The disappointing results of clinical trials will no longer be able to languish unpublished, thanks to rules released on 16 September by the US Department of Health and Human Services (HHS) and the US National Institutes of Health (NIH).
The long-awaited changes to the HHS clinical-trial disclosure laws requires, for the first time, that researchers report the design and results of all clinical trials and empowers the government to enforce penalties for those that do not comply. The NIH rules apply only to work done through agency grants, and include stricter reporting requirements for phase I trials. If institutions don’t follow the rules, the NIH could withdraw their funding.
“I think a lot of major universities just miss the point that if you do an experiment on a person and get consent, you really have the obligation to make the results known,” says Robert Califf, head of the US Food and Drug Administration (FDA). “This is fundamentally an ethical issue.”

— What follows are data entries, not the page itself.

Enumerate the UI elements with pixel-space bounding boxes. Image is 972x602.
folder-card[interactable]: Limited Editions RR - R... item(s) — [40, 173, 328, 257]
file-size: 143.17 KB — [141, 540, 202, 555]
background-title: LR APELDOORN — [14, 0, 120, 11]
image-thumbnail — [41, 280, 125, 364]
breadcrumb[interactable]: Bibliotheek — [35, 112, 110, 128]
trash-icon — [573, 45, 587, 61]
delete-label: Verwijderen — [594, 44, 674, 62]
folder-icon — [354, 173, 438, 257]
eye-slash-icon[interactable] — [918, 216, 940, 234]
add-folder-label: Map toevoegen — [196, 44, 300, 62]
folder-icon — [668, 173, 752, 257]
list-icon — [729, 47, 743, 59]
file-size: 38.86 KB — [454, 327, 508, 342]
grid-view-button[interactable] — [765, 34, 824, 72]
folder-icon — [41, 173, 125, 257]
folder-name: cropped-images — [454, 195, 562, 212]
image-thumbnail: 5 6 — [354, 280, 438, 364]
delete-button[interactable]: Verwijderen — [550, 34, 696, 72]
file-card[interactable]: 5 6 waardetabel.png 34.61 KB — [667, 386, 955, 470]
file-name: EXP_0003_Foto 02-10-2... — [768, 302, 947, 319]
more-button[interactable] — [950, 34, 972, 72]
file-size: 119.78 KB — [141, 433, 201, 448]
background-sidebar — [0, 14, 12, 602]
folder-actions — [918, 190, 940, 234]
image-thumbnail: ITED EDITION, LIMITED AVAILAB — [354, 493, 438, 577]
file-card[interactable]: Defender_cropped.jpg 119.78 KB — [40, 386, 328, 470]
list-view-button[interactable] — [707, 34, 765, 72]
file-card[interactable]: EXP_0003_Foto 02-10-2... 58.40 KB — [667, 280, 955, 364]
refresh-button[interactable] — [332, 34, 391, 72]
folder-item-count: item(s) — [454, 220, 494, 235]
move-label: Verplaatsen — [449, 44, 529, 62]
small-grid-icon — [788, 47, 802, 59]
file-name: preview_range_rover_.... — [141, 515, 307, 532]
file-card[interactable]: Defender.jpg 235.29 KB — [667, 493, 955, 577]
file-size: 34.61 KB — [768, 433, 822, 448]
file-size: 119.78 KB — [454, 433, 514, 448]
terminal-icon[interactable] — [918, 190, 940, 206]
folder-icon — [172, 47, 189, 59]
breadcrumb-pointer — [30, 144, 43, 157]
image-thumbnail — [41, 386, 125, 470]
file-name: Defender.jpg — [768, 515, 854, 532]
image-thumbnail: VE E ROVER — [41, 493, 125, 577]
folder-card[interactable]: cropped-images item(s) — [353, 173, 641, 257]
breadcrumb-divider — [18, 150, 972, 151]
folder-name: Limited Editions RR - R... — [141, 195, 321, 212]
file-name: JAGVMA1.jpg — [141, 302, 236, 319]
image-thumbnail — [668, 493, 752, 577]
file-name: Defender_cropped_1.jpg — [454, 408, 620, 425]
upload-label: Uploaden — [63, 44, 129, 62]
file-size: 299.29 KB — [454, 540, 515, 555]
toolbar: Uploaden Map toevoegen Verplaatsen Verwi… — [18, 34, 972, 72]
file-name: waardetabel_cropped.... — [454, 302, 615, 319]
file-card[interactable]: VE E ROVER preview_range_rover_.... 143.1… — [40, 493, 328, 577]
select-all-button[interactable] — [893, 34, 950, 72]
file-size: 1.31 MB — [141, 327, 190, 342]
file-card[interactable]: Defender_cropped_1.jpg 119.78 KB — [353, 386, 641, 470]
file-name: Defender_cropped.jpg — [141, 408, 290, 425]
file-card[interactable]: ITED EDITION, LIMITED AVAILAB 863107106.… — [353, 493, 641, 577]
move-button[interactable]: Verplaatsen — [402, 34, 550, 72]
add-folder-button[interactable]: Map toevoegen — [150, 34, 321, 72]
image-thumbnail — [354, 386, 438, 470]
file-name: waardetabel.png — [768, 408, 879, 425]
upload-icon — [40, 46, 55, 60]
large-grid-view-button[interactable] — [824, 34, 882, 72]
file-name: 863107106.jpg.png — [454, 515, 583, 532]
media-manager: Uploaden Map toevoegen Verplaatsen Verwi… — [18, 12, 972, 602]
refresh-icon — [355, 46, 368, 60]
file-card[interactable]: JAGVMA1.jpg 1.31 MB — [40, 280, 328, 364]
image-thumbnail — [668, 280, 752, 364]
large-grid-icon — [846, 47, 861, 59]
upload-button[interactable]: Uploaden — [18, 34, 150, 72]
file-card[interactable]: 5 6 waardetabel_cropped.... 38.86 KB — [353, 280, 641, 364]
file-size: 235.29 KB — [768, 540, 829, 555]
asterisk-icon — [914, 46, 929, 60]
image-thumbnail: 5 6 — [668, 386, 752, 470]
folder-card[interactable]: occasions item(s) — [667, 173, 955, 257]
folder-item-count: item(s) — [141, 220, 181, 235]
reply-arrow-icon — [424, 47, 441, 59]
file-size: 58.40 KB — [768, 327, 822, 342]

Both sets of rules are intended to crack down on the large number of clinical trials that are conducted but never reported. They go into effect on 18 January, and researchers will have 90 days to comply.
Under a 2007 law, researchers conducting trials with human subjects had to register their study with an HHS website called ClinicalTrials.gov before they started their work. The site, which has more than 225,000 entries, is the largest such repository in the world. At the time, researchers had to include information about their methods and results, but there were so many exceptions and loopholes — such as trials that obtained FDA approval for their therapies could register after the fact — the law was hard to enforce.